I’ve been so amazed by how expressive he is. When I took him to Whole Foods to pick up lunch for Matt and I, he was sleeping after having had a fussy day. After a long wait at the deli counter and just after having been told they were out of peperocinos for Matt’s sandwich, William suddenly woke up and made a grumpy face. He, of course, didn’t know they were out of something we wanted, but his expression just cracks me up.
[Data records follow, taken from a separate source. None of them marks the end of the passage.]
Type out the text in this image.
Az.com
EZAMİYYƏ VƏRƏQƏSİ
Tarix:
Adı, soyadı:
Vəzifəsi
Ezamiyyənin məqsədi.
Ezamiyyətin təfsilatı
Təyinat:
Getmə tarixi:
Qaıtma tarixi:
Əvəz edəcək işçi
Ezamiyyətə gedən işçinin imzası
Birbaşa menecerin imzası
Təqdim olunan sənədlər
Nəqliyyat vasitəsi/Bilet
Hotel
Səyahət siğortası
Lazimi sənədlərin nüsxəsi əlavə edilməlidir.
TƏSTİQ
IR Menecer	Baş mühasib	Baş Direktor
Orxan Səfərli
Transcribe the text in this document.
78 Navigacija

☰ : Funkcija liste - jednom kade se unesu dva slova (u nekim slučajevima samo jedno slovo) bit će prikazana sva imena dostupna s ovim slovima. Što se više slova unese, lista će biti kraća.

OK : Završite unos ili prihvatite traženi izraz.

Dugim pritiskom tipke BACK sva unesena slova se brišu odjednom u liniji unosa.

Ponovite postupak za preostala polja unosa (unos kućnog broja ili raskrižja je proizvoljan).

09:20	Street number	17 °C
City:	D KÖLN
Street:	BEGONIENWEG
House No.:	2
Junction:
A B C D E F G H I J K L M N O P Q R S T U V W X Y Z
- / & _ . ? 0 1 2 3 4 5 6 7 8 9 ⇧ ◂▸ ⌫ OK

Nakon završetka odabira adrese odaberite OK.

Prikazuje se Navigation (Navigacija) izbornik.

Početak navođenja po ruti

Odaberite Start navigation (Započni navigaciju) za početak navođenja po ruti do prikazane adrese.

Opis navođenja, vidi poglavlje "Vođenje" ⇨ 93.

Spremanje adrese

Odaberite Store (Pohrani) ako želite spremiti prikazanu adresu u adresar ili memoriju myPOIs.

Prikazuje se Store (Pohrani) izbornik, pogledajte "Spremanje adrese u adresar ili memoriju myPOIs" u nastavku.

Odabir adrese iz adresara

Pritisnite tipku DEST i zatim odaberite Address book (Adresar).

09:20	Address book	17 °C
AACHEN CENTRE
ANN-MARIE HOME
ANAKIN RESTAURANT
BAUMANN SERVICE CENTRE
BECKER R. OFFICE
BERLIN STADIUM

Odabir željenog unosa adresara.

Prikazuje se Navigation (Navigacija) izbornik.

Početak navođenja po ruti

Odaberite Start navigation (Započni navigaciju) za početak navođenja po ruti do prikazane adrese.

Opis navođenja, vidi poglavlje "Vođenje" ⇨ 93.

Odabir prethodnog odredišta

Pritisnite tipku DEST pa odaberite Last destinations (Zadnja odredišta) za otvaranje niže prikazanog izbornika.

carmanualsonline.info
I’m sure he really was grumpy at this point.
We’ve learned so much about sleep, both his and ours, and what a valuable commodity it is. William does not sleep through the night, though he does pretty well. We put him down at 9 to 9:30 p.m. and he will stay asleep for a while, then want to breastfeed at around midnight, three a.m. and sometimes around five thirty or so. I’m convinced this is in part as knows there are many days when I am gone for a while and he’d prefer to feed from me directly then from any bottle. We definitely feel sleep deprived and have learned just how valuable a nap can be for us both, though it’s rare we can all three nap at the same time.
The three of us have also learned why it’s important to introduce a toy at the right time for William. The mamaRoo is a famous toy that has the endorsement of 300 hospitals and several NICUs. With such a strong such number of endorsers, I was sure William would love it instantly. I was wrong, he cried so hard the many times I tried it in the beginning. Amber encouraged me to not give up, and so I kept it and, she was right as he got older he enjoys it more, even when he’s strapped in (as we do for his safety). He’s clearly fascinated with the mobile and though I don’t have a photo of it due to the timing of when it happened, I know he has moved the mobile on his own by hitting at it.
Though I’d love to claim I blog each and every day, that is not the case. I especially have fallen behind during these last 100 entries (yet many days I’ll put pictures in to be saved for an entry I know I will blog later). When I reached 200 entries I was sure I wouldn’t try to have an entry for every day, yet even when falling behind, sometimes way behind and having to write catch up entries, I’m enjoying having his our lives so well documented. Today was his baptism, which I’ll be blogging about perhaps this week depending on when I get some the photos taken back. It’s less important to me then it was in the beginning to get things blogged on or very near the day they happened, I’m just enjoying being the biographer of our family.